The Aesthetics of  Literature: Getting the Geography Right
William Faulkner was so obsessed with the importance of setting the scene properly for his readers, that he created an entire county, Yoknatawpha, out of his imagination, loosely related to his own home county in Mississippi but still a place of the imagination. Faulkner went so far as to draw maps of the settings for his stories and novels. Featured speakers will be Tim Gautreaux, whose new book is Signals: New and Collected Stories, and Brenda McClain, whose novel, One Good Mother Bone, was published last year.

11:30 a. m.
Intermission
Authors will sign in the Book Mart

Noon — Queen Anne Ballroom
HOW TO READ FAULKNER AND LOVE IT!
This year’s examination of Faulkner’s work will zero in on how war and its collateral damage inspired some of Faulkner’s master works. The event will be introduced by
non-fiction author Roy Blount, Jr., who is expert in all things southern, and will feature W. Kenneth Holditch, Faulkner scholar and co-founder of the Faulkner Society and Tennessee Williams Festival, who taught Southern literature for many years at the University of New Orleans.
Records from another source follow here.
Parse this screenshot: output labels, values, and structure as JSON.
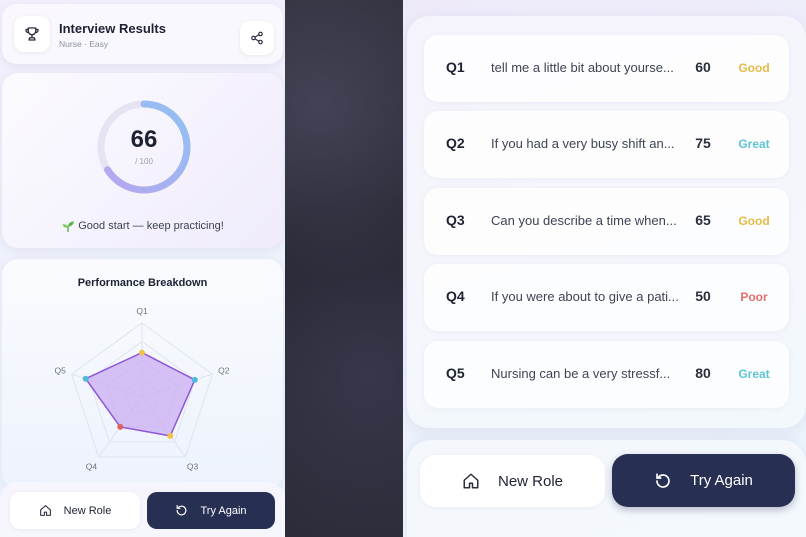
{
  "header": {
    "title": "Interview Results",
    "subtitle": "Nurse · Easy",
    "icon": "trophy-icon",
    "share_icon": "share-icon"
  },
  "score": {
    "value": "66",
    "max": "/ 100",
    "progress_fraction": 0.66,
    "feedback": "Good start — keep practicing!",
    "feedback_icon": "sprout-icon"
  },
  "performance": {
    "title": "Performance Breakdown",
    "axes": [
      "Q1",
      "Q2",
      "Q3",
      "Q4",
      "Q5"
    ],
    "scores": [
      60,
      75,
      65,
      50,
      80
    ],
    "max": 100
  },
  "questions": [
    {
      "number": "Q1",
      "text": "tell me a little bit about yourse...",
      "score": "60",
      "rating": "Good"
    },
    {
      "number": "Q2",
      "text": "If you had a very busy shift an...",
      "score": "75",
      "rating": "Great"
    },
    {
      "number": "Q3",
      "text": "Can you describe a time when...",
      "score": "65",
      "rating": "Good"
    },
    {
      "number": "Q4",
      "text": "If you were about to give a pati...",
      "score": "50",
      "rating": "Poor"
    },
    {
      "number": "Q5",
      "text": "Nursing can be a very stressf...",
      "score": "80",
      "rating": "Great"
    }
  ],
  "rating_colors": {
    "Good": "#e7bb45",
    "Great": "#5fc5d6",
    "Poor": "#e0706c"
  },
  "point_colors": [
    "#efc24a",
    "#4fb9d9",
    "#efc24a",
    "#e0605a",
    "#4fb9d9"
  ],
  "actions": {
    "new_role": "New Role",
    "try_again": "Try Again",
    "new_role_icon": "home-icon",
    "try_again_icon": "retry-icon"
  },
  "colors": {
    "accent_dark": "#272f52",
    "radar_fill": "#c9aef2",
    "radar_stroke": "#8e56d8",
    "ring_start": "#b8a5f0",
    "ring_end": "#8fc1f2"
  }
}
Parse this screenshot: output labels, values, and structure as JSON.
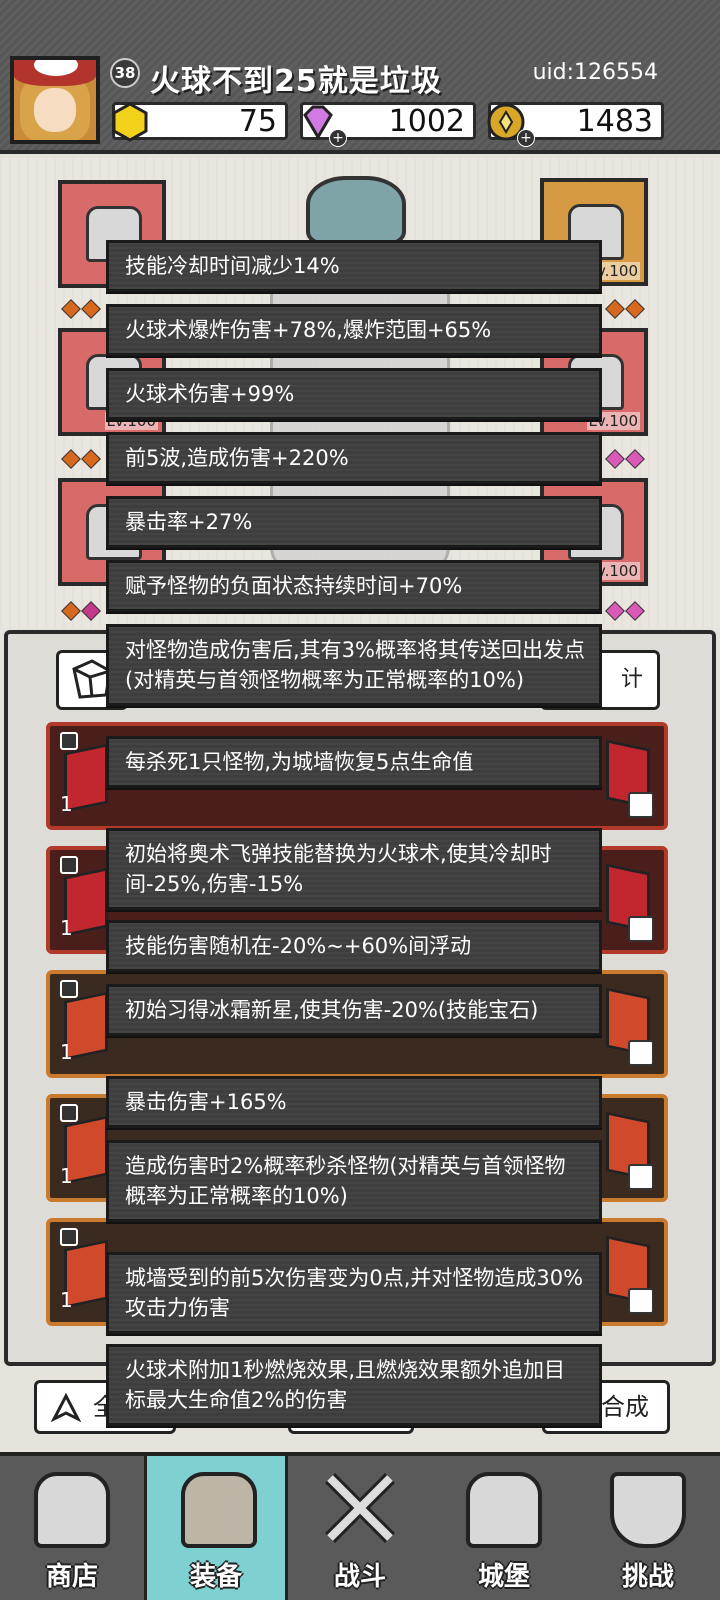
{
  "player": {
    "level": "38",
    "name": "火球不到25就是垃圾",
    "uid": "uid:126554"
  },
  "resources": {
    "gold_gem": "75",
    "diamond": "1002",
    "coin": "1483"
  },
  "equipment": {
    "slot_levels": [
      "Lv.100",
      "Lv.100",
      "Lv.100",
      "Lv.100",
      "Lv.100"
    ],
    "stats_button_label": "计"
  },
  "tooltips": [
    "技能冷却时间减少14%",
    "火球术爆炸伤害+78%,爆炸范围+65%",
    "火球术伤害+99%",
    "前5波,造成伤害+220%",
    "暴击率+27%",
    "赋予怪物的负面状态持续时间+70%",
    "对怪物造成伤害后,其有3%概率将其传送回出发点(对精英与首领怪物概率为正常概率的10%)",
    "每杀死1只怪物,为城墙恢复5点生命值",
    "初始将奥术飞弹技能替换为火球术,使其冷却时间-25%,伤害-15%",
    "技能伤害随机在-20%~+60%间浮动",
    "初始习得冰霜新星,使其伤害-20%(技能宝石)",
    "暴击伤害+165%",
    "造成伤害时2%概率秒杀怪物(对精英与首领怪物概率为正常概率的10%)",
    "城墙受到的前5次伤害变为0点,并对怪物造成30%攻击力伤害",
    "火球术附加1秒燃烧效果,且燃烧效果额外追加目标最大生命值2%的伤害"
  ],
  "gem_cards": {
    "count_label": "1"
  },
  "bottom_buttons": {
    "left_label": "全部",
    "right_label": "键合成"
  },
  "nav": [
    {
      "label": "商店",
      "icon": "shop-icon"
    },
    {
      "label": "装备",
      "icon": "backpack-icon"
    },
    {
      "label": "战斗",
      "icon": "swords-icon"
    },
    {
      "label": "城堡",
      "icon": "castle-icon"
    },
    {
      "label": "挑战",
      "icon": "shield-icon"
    }
  ],
  "colors": {
    "header_bg": "#5a5a5a",
    "tooltip_bg": "#3e3e3e",
    "nav_active": "#7fd0d0",
    "slot_red": "#d96a6a",
    "slot_gold": "#d59a43"
  }
}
The focus book this year is Flags in the Dust, a book important to readers delving into Faulkner for the first time as it sets up families and characters who will appear in much of Faulkner’s work. Flags in the Dust deals with the impact of war on a family.

The session will conclude with a performance reading from Flags in the Dust by a group of New Orleans actors led by Michael Arata.

2:30 p.m – 4:30 p. m.
Faulkner House, 624 Pirate’s Alley
FAREWELL PARTY
Dessert and Champagne with Mr. Faulkner’s ghost!